Shorter Selma: Watch the 1987 PBS miniseries Eyes on the Prize.

Into the Woods
A well-made film adaptation, largely faithful to the dark-yet-playful vibe Sondheim pulled off so well. I’ve seen this performed on stage a couple of times, and, to Disney’s credit, they didn’t muddy it up with too many special effects, and chose a cast who could sing well. My beefs with the movie are the same I have with Sondheim’s original: there are definitely creepy and suggestive moments (including a child predator thinly veiled as the Big Bad Wolf), and the takeaway message is that people let you down, so you’ve got to trust yourself (“Witches can be right / Giants can be good. / You decide what’s right / You decide what’s good.”).

Shorter Into the Woods: Very Grimm, indeed. Well-done, but ringing hollow.

Unbroken
Slightly better than Selma in the “true story” category thanks to tighter editing. Great acting from a good cast, good cinematography, and very faithful to the parts of the story depicted. Therein lies the trouble. Louis Zamperini’s struggles against himself, his opponents on the track, Japan, hunger, thirst, sharks, his demons, and ultimately his sin is so much richer than a two-and-a-half-hour movie can pull off. Not a bad film by any stretch, but a clear case of “the book was better.”

Shorter Unbroken: Read Unbroken by Laura Hillenbrand instead.

Many of these scripts suffer from gravitational time dilation...

Many of these scripts suffer from gravitational time dilation…

Interstellar
I admire Christopher Nolan’s ambition. Really, I do. When the dog catches the car, though, the results can be…interesting. This movie tried to say so much, and came so close. It bogged down not in the science, but in its lackluster development of characters. There is no one to really care about–even if you buy his premise that love is a force that moves across time and space (I found it good food for thought). If Nolan shaved 45 minutes to an hour off this bad boy, leaving more to the imagination and focusing on the action, it might have been great.

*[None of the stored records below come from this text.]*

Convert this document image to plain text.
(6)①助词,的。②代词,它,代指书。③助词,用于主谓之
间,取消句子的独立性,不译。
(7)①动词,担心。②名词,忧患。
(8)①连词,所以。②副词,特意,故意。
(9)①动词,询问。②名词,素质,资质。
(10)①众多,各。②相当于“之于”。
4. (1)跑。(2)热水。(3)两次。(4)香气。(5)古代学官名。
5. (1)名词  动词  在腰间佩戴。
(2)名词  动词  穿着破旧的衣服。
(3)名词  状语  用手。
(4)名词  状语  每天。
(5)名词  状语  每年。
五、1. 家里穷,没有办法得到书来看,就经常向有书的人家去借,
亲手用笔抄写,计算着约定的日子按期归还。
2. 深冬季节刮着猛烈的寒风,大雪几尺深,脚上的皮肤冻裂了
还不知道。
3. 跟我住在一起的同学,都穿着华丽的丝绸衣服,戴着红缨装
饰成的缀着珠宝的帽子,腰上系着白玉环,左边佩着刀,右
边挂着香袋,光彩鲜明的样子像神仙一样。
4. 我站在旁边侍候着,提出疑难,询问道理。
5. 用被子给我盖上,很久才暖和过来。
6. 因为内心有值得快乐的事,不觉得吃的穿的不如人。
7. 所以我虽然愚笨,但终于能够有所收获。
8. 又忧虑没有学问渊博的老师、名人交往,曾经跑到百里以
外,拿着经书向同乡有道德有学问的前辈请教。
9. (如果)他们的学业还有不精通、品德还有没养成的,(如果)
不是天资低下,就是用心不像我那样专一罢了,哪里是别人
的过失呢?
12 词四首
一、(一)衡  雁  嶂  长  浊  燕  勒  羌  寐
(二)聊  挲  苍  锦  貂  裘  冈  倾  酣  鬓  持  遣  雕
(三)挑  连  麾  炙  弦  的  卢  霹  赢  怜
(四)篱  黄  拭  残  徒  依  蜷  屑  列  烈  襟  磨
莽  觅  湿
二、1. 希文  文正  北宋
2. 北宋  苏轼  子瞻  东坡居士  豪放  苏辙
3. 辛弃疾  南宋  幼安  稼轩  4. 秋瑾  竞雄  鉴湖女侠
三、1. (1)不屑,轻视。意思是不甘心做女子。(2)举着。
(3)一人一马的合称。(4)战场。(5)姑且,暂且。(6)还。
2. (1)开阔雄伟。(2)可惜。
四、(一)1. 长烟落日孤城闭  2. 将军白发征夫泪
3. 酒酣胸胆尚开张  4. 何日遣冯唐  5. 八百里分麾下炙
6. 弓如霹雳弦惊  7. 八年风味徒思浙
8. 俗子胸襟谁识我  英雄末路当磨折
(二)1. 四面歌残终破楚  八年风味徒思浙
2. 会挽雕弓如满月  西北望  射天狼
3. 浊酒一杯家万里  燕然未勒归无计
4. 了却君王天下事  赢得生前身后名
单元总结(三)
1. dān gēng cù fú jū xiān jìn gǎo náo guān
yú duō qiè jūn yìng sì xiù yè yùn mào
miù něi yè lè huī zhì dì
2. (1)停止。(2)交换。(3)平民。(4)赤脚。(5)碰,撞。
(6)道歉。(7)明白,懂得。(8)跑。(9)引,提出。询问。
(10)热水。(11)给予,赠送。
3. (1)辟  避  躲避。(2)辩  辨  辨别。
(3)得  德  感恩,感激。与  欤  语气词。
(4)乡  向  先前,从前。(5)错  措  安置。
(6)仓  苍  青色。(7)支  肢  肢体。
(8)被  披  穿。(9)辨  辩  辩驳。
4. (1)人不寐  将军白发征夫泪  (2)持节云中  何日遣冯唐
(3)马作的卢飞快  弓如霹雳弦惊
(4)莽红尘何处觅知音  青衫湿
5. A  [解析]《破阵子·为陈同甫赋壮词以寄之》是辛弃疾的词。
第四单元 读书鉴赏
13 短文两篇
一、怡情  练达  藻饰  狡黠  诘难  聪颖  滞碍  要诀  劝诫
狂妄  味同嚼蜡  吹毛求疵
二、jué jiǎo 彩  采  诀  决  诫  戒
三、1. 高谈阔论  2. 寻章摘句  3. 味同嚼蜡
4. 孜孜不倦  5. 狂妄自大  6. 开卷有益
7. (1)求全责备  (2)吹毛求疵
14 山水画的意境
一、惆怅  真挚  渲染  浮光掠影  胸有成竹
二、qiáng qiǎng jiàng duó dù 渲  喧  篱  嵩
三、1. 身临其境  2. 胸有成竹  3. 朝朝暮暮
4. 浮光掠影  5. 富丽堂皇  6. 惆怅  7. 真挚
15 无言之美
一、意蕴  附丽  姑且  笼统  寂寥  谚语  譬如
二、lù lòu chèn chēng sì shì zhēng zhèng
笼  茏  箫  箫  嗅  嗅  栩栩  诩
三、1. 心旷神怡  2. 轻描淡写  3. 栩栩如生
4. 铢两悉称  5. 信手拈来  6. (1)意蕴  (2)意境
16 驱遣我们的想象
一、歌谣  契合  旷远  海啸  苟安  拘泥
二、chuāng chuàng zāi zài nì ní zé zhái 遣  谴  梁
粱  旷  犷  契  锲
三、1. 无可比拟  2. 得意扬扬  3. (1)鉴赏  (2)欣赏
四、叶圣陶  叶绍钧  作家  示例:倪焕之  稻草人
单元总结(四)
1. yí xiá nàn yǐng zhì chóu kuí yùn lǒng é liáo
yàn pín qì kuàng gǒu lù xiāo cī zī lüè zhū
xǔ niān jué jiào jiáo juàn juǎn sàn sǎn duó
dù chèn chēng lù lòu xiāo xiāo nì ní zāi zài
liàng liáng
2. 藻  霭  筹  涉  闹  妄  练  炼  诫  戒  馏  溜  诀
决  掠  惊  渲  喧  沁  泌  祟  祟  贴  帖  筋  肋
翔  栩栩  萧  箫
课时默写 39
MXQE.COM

Shorter Interstellar: For the “leave the earth to save it, but only love conquers destruction” motif, watch Wall-E instead.

The Theory of Everything
Give the man his Oscar. Eddie Redmayne went the full Daniel Day Lewis, and was handsomely rewarded by the Academy. Feel-good mush? Perhaps, but Redmayne works it and it works. Felicity Jones and the supporting cast are quite good also, and the clash of worldviews features prominently. Even so, the film as a whole spends too much time lingering over Hawking’s incredible disability instead of plumbing the depths of his relational and intellectual (spiritual, really) tension with his wife. Again, pacing is everything.

Shorter Theory of Everything: Acting Oscars seldom indicate that the film is equally superb.

Maybe by this time next year, I’ll have found time to watch five more movies. Make ’em count, Hollywood!